The man whose funeral it was was not a fancy person or a particularly important one in the town, but it didn't matter. He rested at the foot of the altar for the service. On the altar, Maria Magdalena, voluptuous and beautiful, reclined under a bloody, crucified Christ.
Non-Catholics, especially from the US, whom I have spoken to wonder at the bloodiness of this Catholic Christ, and especially Protestants shudder and say it is the Resurrection that should be celebrated. But when I look at this still-human, wounded Jesus, I think of his compassion, of someone who not only is said to have died for our sins, but who also shared in human suffering, who feels it with us. And I think this image provokes compassion in those who kneel beneath it. The priest said, his arm passing over all of us who sat there, Christ loves us all.
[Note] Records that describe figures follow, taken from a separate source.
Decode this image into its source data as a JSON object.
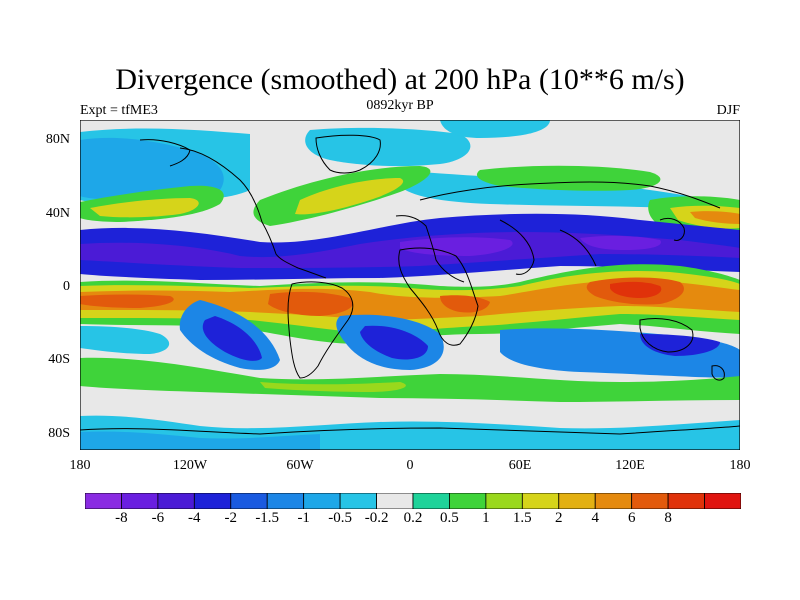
{
  "title": "Divergence (smoothed) at 200 hPa (10**6 m/s)",
  "subtitle_left": "Expt = tfME3",
  "subtitle_center": "0892kyr BP",
  "subtitle_right": "DJF",
  "lat_labels": [
    "80N",
    "40N",
    "0",
    "40S",
    "80S"
  ],
  "lon_labels": [
    "180",
    "120W",
    "60W",
    "0",
    "60E",
    "120E",
    "180"
  ],
  "colorbar": {
    "colors": [
      "#8a2be2",
      "#6a1fe0",
      "#4b1bd6",
      "#1e22d8",
      "#1a5ae0",
      "#1c86e6",
      "#1ea7e8",
      "#27c4e6",
      "#e8e8e8",
      "#1fd39a",
      "#3fd33a",
      "#9ad81c",
      "#d6d41a",
      "#e3b012",
      "#e58a0e",
      "#e25a0c",
      "#e0320a",
      "#e01410"
    ],
    "labels": [
      "-8",
      "-6",
      "-4",
      "-2",
      "-1.5",
      "-1",
      "-0.5",
      "-0.2",
      "0.2",
      "0.5",
      "1",
      "1.5",
      "2",
      "4",
      "6",
      "8"
    ]
  }
}
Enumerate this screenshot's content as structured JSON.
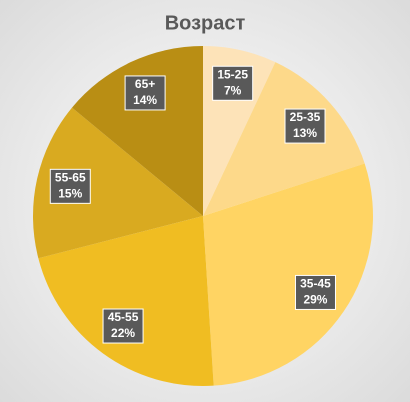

At the end of the service, the man's wife and family walked in front of the hearse and the rest of us followed behind, moving slowly down the main street which is paved with stones. Here, funeral processions have the right of way. They are not infrequent. We turned on the street towards the Pantheon, the city's cemetery, moving up and down the steep hills. Outside the cemetery, vendors sold snacks and drinks.
It is a busy, crowded cemetery, a city of the dead, with small graves marked with a jumble of wooden crosses and miniature houses and large (for a cemetery) tombs that seem to be miniature castles for the more prosperous. Colors are bright, flowers, plastic and real, piled high.
Our friends' grave, off to one side,under some trees, was a simple place, already dug. We could see Pico de Orizaba in the distance, white with snow. While the workers lowered the coffin into the grave, a woman sang a hymn, then said a rosary in a clear, firm voice. Some people put flowers on the coffin, others handfuls of soil. Then the workers poured concrete around it, deep in the ground. Finally they started shoveling the earth on top. More flowers, more earth. And finally, all the rest of the flowers.
We all came forward and standing in a circle around the grave, held hands One person chanted in Spanish, "From the earth we came, to the earth we return like a drop of water goes into the sea." People shared memories. One woman said, with a quiet laugh, "We will be neighbors." Her plot was right around the corner.
And then it was over. We walked slowly back to Xico.